Les théories de John C. Eccles, et de tant d’autres, ont bien corroboré qu’il existe une dualité entre le corps (le cerveau) et l’esprit (la conscience), de telle sorte que les deux soient en interaction sans que ce soit le corps qui domine l’esprit, mais le contraire. Ces théories laissent toutes leurs chances à l’âme, la spiritualité et le libre-arbitre. Mais notre attitude, ici, ne revendique en rien une sorte de « censure » pour les adversaires de ces théories. Que la controverse demeure et soit vivace! C’est le jeu normal de la science.

Pour ce qui concerne l’inconscient, il ne fait néanmoins aucun doute pour nous, que l’inconscient tel que Freud et les psychanalystes le conçoivent ou l’on toujours conçu, n’est qu’une histoire à dormir debout. Il y a bien d’autres théories de l’inconscient, dont certaines issues des neurosciences (nous pensons aux théories sur la mémoire implicite), et qui sont d’un grand intérêt scientifique, eu égard à leur contenu informatif bien corroboré par des tests.

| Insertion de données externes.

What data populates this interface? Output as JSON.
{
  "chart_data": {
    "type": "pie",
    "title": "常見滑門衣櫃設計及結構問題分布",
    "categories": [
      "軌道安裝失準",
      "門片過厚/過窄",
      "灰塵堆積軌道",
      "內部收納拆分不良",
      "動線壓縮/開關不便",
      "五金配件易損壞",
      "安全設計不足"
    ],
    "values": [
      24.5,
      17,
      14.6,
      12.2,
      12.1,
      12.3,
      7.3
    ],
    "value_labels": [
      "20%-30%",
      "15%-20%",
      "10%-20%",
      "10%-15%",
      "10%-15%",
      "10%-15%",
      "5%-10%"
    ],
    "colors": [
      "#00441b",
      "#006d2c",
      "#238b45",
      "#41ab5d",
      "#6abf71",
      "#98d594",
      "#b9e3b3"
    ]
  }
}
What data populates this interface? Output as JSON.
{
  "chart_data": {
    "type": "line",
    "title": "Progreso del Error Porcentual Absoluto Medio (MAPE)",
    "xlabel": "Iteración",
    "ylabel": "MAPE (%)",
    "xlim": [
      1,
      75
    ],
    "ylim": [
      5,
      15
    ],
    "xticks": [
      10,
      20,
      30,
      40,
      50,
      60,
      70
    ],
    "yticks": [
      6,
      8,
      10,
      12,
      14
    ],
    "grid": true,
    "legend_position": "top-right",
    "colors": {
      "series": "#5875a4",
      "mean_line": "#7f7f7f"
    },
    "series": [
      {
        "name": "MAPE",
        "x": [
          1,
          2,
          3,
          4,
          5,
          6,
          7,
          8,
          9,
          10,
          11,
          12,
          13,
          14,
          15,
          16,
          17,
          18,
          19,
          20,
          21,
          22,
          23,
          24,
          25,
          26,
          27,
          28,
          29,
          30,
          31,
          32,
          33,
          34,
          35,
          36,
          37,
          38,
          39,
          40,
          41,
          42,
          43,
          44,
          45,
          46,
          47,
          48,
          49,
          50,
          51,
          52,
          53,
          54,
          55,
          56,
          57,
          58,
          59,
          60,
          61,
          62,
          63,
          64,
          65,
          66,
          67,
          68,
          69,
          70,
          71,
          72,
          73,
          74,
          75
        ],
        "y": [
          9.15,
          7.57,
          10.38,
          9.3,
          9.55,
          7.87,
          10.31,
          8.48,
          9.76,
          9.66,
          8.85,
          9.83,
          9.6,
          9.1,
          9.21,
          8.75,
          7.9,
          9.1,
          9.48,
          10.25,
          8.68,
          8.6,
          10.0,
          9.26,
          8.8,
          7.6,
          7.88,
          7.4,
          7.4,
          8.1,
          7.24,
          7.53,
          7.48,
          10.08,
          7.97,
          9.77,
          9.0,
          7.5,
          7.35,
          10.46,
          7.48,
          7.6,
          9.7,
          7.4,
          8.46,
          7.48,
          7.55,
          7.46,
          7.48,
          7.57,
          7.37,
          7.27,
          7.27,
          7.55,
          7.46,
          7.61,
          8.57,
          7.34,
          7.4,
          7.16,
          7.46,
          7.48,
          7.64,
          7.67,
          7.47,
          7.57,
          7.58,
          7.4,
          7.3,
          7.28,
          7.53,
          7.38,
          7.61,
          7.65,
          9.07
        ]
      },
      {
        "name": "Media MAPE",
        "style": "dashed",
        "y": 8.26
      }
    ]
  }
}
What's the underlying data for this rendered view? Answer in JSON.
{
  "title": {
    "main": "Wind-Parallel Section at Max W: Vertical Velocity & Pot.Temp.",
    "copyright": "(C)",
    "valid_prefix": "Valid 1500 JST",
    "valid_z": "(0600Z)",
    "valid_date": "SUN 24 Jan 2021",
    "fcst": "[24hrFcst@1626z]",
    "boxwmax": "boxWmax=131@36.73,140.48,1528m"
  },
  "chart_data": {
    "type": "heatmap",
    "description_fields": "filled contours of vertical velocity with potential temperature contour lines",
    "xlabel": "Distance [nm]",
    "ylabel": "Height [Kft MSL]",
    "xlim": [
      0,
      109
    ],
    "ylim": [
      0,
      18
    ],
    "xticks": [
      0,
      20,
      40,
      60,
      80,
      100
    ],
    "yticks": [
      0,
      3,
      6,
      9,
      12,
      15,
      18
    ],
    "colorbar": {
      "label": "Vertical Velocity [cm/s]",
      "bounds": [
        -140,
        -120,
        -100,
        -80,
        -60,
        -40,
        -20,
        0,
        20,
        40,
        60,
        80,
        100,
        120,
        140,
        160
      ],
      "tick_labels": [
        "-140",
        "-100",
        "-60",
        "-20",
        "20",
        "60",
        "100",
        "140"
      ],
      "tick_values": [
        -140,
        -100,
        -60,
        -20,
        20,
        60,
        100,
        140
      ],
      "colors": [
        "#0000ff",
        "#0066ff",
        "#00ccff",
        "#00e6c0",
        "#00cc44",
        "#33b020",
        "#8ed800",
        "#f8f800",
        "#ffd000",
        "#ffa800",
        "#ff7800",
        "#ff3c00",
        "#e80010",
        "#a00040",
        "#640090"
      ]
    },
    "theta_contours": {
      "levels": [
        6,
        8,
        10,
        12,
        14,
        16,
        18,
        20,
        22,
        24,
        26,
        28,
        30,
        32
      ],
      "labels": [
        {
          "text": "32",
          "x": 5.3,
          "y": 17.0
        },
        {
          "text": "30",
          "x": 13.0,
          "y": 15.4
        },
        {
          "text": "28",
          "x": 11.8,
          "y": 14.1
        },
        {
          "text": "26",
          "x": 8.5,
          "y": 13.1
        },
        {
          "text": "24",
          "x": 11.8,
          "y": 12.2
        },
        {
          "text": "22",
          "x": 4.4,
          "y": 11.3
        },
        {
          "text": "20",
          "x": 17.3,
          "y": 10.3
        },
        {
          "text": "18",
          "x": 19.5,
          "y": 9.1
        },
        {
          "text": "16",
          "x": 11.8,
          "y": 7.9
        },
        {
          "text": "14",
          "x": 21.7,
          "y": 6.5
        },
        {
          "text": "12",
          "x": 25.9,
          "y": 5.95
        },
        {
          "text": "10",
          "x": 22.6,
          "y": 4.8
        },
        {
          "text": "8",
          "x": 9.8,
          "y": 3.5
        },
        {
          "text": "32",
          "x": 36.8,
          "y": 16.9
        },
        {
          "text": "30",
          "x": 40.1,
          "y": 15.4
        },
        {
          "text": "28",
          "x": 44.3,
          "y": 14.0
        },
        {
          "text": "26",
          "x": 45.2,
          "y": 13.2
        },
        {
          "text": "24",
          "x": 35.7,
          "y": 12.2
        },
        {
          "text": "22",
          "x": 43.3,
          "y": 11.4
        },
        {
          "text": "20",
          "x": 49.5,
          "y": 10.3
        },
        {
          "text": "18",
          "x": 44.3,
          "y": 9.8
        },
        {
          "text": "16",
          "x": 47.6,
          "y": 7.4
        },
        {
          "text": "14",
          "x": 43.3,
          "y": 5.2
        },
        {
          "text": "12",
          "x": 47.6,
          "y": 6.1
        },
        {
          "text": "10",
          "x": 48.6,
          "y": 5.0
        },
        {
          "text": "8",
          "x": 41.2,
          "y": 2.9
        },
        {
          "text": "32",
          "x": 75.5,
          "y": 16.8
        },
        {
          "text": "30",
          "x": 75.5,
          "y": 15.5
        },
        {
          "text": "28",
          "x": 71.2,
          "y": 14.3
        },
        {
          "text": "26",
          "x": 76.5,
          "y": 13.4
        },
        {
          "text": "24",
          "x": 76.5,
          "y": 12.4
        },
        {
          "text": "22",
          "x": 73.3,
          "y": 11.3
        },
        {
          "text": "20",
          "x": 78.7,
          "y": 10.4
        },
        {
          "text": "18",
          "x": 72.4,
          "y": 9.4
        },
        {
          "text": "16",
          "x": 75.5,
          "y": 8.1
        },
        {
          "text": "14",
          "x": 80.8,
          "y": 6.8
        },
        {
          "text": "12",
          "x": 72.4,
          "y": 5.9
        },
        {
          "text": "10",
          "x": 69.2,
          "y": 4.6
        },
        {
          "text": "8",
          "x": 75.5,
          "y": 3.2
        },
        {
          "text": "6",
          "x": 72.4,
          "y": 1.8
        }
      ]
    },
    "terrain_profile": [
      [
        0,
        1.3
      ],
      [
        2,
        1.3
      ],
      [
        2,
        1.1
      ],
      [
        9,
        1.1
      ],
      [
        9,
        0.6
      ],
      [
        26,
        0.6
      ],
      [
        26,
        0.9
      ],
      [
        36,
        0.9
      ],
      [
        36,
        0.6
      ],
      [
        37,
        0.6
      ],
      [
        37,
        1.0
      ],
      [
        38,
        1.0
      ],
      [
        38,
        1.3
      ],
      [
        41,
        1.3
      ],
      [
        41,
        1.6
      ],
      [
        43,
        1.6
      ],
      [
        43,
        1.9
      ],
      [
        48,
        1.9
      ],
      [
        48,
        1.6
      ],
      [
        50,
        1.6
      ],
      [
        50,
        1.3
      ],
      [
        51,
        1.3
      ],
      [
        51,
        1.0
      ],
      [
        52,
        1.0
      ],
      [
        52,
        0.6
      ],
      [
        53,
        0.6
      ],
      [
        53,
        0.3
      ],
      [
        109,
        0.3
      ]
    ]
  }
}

Les théories de Gazzaniga, que nous découvrons, il faut le reconnaître, nous font irrésistiblement penser à un être capable de s’autocréer lui-même, de générer complètement lui-même ses propres ressources cognitives. Cela nous semble impossible. L’homme a créé un foultitude de connaissances qui sont détachées de lui, qui appartiennent au « Monde 3 », c’est-à-dire au monde de la connaissance objective. Toutes les théories scientifiques, et je pense surtout aux mathématiques et à la logique, font indiscutablement partie du « Monde 3 », un monde sans sujet connaissant, parce  que logiquement impossible à appréhender dans sa totalité par un être humain ou même par plusieurs. L’ensemble des entiers naturels, ou des nombres premiers, est un ensemble qui dépasse logiquement toute possibilité d’appréhension humaine, en totalité. Selon nous, il constitue donc bien une sorte de relation à l’esprit, telle que cette relation soit dualiste interactionniste, comme l’a corroboré le Prix Nobel de médecine. John C. Eccles.